The statement was outrageous from the moment it was uttered because the person who more than anyone prevented customs duties on food from being lowered was Netanyahu himself. The Locker plan, which is named after the director general of the Prime Minister’s Office, Harel Locker, was an agreement signed with dairy farmers that nullified most of the recommendations of an official panel on reduction of duties on imported dairy products.

More outrageous

Netanyahu’s statement looks that much more outrageous now after he scuttled the two main provisions of the Economic Arrangements Bill that could have helped lower the cost of living. One relates to the de facto nationalization of the Jewish National Fund, an independent organization set up over 100 years ago to acquire and develop land here. The bill would direct 650 million shekels ($170 million) of JNF funds to eliminating impediments in the development of infrastructure and real estate.

As someone who was elected against the backdrop of his commitment to help reduce the cost of housing, Netanyahu certainly understands the significance of forgoing 650 million shekels in funding in the battle to curb housing prices in Israel. After taking the trouble to deride Lapid over his plan to exempt qualifying buyers of new homes from value-added tax, Netanyahu is deriding his own policy when he heads off a step that could have directly lifted barriers to new residential construction.

The second proposal was from Health Minister German’s committee, which included imposition of a tax on foreign tourists who come to Israel for medical care, and would indirectly also affect private medical services. All of the sums generated would go to the public healthcare system to reduce waiting times.

With all due respect to the publicity over the cost of Milkys, the popular pudding snack, Israelis’ expenditures on housing and private medical care are much greater and more important. The German committee, it will be remembered, deliberated for a year on a formula to strengthen the public medical system, which in the process would reduce high expenditures on private medical care. Cutting waiting times for medical care was a top priority of the committee, and the Finance Ministry allocated an additional 500 million shekels for the purpose (and an additional 500 million next year). It also allocated another 130 million that was to come from a levy on foreign medical tourism and private medical care.
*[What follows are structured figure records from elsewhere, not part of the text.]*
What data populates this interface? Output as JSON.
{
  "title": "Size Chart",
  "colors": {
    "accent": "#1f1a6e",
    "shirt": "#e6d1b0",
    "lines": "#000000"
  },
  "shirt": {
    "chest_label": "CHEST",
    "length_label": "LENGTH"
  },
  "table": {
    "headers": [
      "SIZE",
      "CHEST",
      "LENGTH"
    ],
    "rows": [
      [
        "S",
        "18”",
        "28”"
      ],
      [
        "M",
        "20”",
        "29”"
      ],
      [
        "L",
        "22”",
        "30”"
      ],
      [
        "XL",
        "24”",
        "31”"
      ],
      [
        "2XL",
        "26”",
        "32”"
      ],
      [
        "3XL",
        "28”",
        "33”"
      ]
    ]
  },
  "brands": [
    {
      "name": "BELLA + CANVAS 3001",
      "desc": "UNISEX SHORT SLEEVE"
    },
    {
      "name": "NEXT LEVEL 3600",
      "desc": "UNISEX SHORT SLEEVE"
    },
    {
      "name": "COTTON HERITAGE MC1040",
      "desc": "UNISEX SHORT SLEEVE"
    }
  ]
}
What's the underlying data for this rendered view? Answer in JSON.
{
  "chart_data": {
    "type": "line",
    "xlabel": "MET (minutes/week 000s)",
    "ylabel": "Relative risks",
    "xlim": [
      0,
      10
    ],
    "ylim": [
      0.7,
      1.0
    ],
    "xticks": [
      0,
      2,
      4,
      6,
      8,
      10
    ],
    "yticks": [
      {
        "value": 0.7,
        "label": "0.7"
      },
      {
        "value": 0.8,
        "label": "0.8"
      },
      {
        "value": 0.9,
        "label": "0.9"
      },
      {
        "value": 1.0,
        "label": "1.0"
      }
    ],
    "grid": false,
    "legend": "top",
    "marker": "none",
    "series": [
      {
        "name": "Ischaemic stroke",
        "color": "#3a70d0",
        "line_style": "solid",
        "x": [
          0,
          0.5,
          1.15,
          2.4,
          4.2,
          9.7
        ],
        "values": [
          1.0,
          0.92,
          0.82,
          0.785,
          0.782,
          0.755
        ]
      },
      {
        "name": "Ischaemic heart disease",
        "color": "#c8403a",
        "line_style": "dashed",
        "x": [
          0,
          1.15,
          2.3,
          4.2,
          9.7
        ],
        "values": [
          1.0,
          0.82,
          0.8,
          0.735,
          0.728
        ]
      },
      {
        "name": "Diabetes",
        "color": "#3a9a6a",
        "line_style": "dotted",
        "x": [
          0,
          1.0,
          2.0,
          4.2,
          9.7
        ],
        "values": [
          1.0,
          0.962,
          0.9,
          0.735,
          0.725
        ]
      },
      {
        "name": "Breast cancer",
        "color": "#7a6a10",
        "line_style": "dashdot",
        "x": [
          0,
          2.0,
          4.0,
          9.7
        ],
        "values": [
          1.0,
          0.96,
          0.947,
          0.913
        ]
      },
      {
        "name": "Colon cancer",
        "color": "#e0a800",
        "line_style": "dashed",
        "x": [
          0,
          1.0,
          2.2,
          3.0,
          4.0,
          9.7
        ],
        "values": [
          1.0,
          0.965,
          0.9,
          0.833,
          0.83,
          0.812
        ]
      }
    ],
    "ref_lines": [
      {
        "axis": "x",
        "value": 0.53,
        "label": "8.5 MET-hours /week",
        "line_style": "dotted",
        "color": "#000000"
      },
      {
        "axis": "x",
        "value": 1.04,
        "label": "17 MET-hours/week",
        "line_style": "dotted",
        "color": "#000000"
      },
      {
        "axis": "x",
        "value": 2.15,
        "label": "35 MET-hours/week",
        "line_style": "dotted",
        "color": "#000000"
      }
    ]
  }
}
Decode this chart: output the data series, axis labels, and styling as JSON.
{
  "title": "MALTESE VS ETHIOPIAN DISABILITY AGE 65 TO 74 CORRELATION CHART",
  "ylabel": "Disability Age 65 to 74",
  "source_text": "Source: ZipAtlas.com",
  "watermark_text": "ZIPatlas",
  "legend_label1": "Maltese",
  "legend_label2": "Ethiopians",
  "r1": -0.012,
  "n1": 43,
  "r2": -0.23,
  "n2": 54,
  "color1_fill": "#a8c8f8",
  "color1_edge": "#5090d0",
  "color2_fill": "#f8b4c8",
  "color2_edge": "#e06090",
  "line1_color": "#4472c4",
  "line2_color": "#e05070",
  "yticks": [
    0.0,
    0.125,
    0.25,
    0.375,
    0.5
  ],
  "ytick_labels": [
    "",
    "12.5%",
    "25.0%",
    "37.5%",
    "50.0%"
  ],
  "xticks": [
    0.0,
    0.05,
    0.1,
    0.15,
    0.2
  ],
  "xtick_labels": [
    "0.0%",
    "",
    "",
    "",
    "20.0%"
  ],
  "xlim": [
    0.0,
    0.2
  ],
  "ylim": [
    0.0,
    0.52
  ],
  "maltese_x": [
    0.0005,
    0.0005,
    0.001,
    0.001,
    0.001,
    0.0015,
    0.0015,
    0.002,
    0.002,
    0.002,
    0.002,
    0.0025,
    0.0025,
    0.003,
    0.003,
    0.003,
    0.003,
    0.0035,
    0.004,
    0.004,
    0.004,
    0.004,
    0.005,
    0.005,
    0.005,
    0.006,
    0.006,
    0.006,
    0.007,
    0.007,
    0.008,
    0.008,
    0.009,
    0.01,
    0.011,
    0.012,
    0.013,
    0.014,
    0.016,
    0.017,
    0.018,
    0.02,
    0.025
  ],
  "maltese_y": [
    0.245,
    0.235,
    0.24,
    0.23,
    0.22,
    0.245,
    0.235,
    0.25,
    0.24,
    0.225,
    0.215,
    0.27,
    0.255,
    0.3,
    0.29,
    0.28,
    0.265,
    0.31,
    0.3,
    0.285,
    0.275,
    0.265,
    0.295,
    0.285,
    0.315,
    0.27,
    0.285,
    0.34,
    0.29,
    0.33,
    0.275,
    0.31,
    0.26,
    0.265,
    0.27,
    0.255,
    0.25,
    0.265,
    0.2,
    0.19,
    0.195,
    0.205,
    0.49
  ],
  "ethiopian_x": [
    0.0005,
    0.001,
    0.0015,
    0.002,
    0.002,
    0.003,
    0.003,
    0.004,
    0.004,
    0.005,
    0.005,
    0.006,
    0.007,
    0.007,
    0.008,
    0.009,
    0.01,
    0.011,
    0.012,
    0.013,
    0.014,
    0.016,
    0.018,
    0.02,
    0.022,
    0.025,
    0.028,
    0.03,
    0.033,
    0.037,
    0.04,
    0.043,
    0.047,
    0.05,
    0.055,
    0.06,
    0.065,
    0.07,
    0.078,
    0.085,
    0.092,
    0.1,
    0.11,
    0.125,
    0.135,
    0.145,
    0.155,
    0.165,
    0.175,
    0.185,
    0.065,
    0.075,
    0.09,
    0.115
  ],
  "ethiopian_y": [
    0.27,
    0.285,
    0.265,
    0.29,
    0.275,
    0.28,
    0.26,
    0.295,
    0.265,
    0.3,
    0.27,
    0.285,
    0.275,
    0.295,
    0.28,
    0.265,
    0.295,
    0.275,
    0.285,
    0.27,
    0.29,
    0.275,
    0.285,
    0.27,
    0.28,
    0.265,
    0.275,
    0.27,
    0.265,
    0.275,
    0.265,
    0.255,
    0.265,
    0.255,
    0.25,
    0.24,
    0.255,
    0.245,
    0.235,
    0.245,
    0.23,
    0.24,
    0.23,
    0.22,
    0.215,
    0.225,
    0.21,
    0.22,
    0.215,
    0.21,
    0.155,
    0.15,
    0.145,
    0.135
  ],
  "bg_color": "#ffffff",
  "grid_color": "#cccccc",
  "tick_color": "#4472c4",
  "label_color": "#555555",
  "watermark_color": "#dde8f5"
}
Now at least a portion of that 130 million is in doubt. And that’s on top of the more severe damage caused by the failure to rein in private medical care in Israel. In practice, Netanyahu himself is forestalling a reduction in medical costs and a strengthening of the public healthcare system.

Why is he doing this? One version has it that it’s his neo-liberal outlook at work, and that he really doesn’t believe in limiting private medical care. According to another theory, it is a sop to Avigdor Lieberman, whose Yisrael Beiteinu party’s support comes to a large extent from immigrants from the former Soviet Union. Russian speakers are a major portion of the consumers and functionaries in the foreign medical tourism field. Imposing limitations on private medical care could have done harm to the hospital that the Assuta medical organization is building in Ashdod at a time when the city is an important power center for Yisrael Beiteinu.

It’s also possible that it is a sop Netanyahu is paying to all kinds of underground forces at work in Israeli politics, connected to pressure from and ties associated with the primary players that would be hurt by the German committee reforms – Assuta, senior physicians and the medical insurance companies, along with a few leading Knesset members from Likud and Yisrael Beiteinu.

In any event, on the eve of the primaries, and perhaps even on the eve of an early Knesset election, the clear message coming from the Prime Minister’s Office is as follows: Don’t fight with anyone. No confrontations, no endangering of the utmost goal of ensuring Netanyahu’s reelection as head of Likud and then again as prime minister. All of the other principles along the way are to be sacrificed on the altar of reelection.